KALAMAZOO, Mich. -- All those times teammates marveled at Scott Howes' mesmerizing excellence these last two months, they left unspoken the pain he endured to perform.
It is hockey's code to do so, particularly in the postseason -- an ailment is an "upper-body injury'' or "lower-body injury,'' which sounds benign.
Turns out Howes, the 23-year-old left winger who Saturday night was named the ECHL Kelly Cup playoffs Most Valuable Player after the Alaska Aces captured their second Cup in six seasons, has been playing in pain for months.
He has a torn labrum in his left shoulder -- he has for months, and wears a brace beneath his No. 13 sweater -- and will undergo surgery soon.
Howes, who missed Game 3 of the Finals, which incidentally was the Aces' lone loss in 13 playoff games, has also been feeling off-kilter after absorbing some wicked hits early in the series with the Kalamazoo Wings.
"He was walking around in a haze,'' said linemate Brian Swanson. "(In Game 4), he basically played a period, and he dominated. He deserves that trophy. He stepped up and earned it.''
In Game 4, Howes in the first period absorbed three violent hits yet righted himself and basically played keep-away with the puck and left K-Wings defensemen in his wake at every turn.
Howes led Aces scorers with seven goals, 12 assists and 19 points in 12 games. He forged three game-winning goals.
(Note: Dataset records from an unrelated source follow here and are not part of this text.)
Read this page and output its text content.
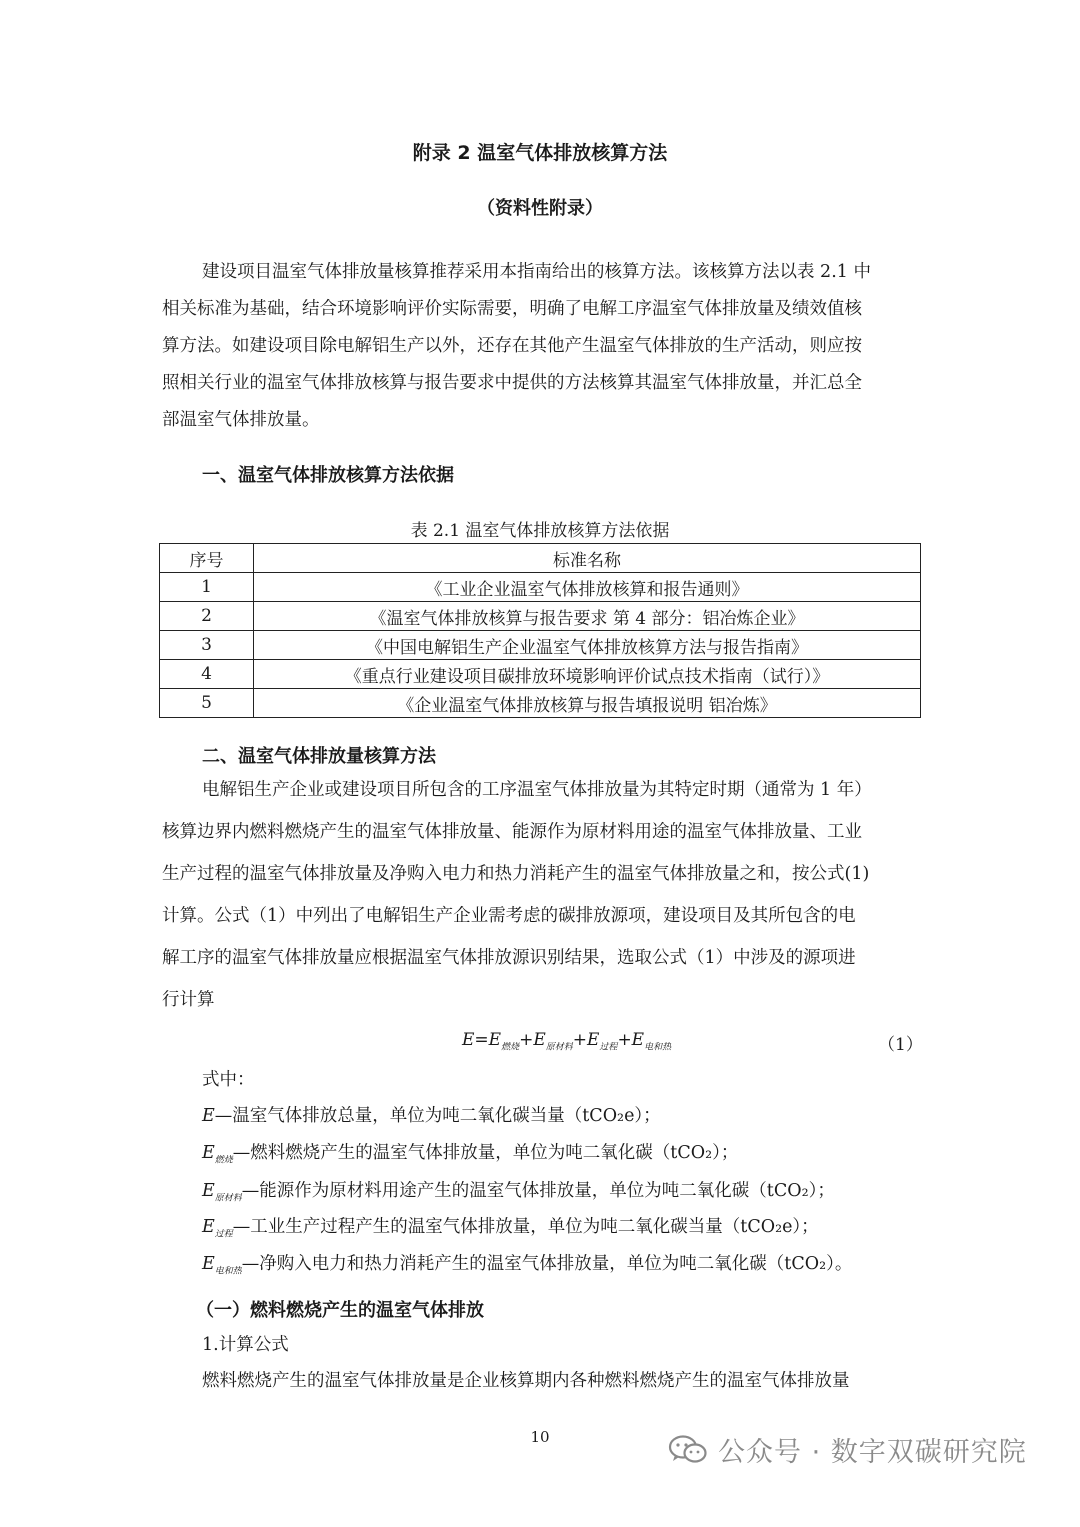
附录 2 温室气体排放核算方法
（资料性附录）
建设项目温室气体排放量核算推荐采用本指南给出的核算方法。该核算方法以表 2.1 中
相关标准为基础，结合环境影响评价实际需要，明确了电解工序温室气体排放量及绩效值核
算方法。如建设项目除电解铝生产以外，还存在其他产生温室气体排放的生产活动，则应按
照相关行业的温室气体排放核算与报告要求中提供的方法核算其温室气体排放量，并汇总全
部温室气体排放量。
一、温室气体排放核算方法依据
表 2.1 温室气体排放核算方法依据
序号	标准名称
1	《工业企业温室气体排放核算和报告通则》
2	《温室气体排放核算与报告要求 第 4 部分：铝冶炼企业》
3	《中国电解铝生产企业温室气体排放核算方法与报告指南》
4	《重点行业建设项目碳排放环境影响评价试点技术指南（试行）》
5	《企业温室气体排放核算与报告填报说明 铝冶炼》
二、温室气体排放量核算方法
电解铝生产企业或建设项目所包含的工序温室气体排放量为其特定时期（通常为 1 年）
核算边界内燃料燃烧产生的温室气体排放量、能源作为原材料用途的温室气体排放量、工业
生产过程的温室气体排放量及净购入电力和热力消耗产生的温室气体排放量之和，按公式(1)
计算。公式（1）中列出了电解铝生产企业需考虑的碳排放源项，建设项目及其所包含的电
解工序的温室气体排放量应根据温室气体排放源识别结果，选取公式（1）中涉及的源项进
行计算
$E=E_{燃烧}+E_{原材料}+E_{过程}+E_{电和热}$	（1）
式中：
E—温室气体排放总量，单位为吨二氧化碳当量（tCO₂e）；
$E_{燃烧}—$燃料燃烧产生的温室气体排放量，单位为吨二氧化碳（tCO₂）；
$E_{原材料}—$能源作为原材料用途产生的温室气体排放量，单位为吨二氧化碳（tCO₂）；
$E_{过程}—$工业生产过程产生的温室气体排放量，单位为吨二氧化碳当量（tCO₂e）；
$E_{电和热}—$净购入电力和热力消耗产生的温室气体排放量，单位为吨二氧化碳（tCO₂）。
（一）燃料燃烧产生的温室气体排放
1.计算公式
燃料燃烧产生的温室气体排放量是企业核算期内各种燃料燃烧产生的温室气体排放量
10	公众号 · 数字双碳研究院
He scored at least one point in each of his first 11 playoff games -- Saturday's clincher was the only time he was held off the score sheet -- he led the team in plus-minus (plus 11), tied for the lead in shots (50) and led by example.
Howes became the first non-goaltender to be named playoff MVP, selected by the media, since Aces captain Mike Scott, likewise a winger, won it after helping Alaska win the Kelly Cup in 2006.
"He pole-vaulted our offense in the playoffs,'' said Aces coach Brent Thompson. "He was the catalyst in every aspect. He killed penalties for the first time and he played with his heart all season.''
And to think that Thompson acquired Howes, a third-year pro with sublime skills and an endearing nature, from Stockton one week into the regular season for something as inconsequential as "future considerations,'' which in the ECHL usually means $100 or $200.
Placed on the first line with Swanson, the 35-year-old former NHLer, and Wes Goldie, the 32-year-old who was league's regular-season MVP and Howes' roommate, Howes flourished, not just on the ice but in personal growth.
"He really appreciates what he has,'' Swanson said. "His career has really come a long way. He doesn't take it for granted.''
Howes said he was simply thankful Thompson and the Aces provided him a place to play, and that Goldie and Swanson have mentored him so patiently.
"I couldn't have been around anyone else to make it better,'' Howes said. "I was given an opportunity and a home.''
He pointed out that Swanson was playing on a broken left toe, a sprained left ankle and a neck that was killing him.
"I knew if I played banged up, other guys were banged up too,'' Howes said. "Everyone owed it to everyone to play.''
Now, Howes can rest and prepare for surgery and the months of rehabilitation that will follow.
"A few months relaxing and I should be OK,'' he said.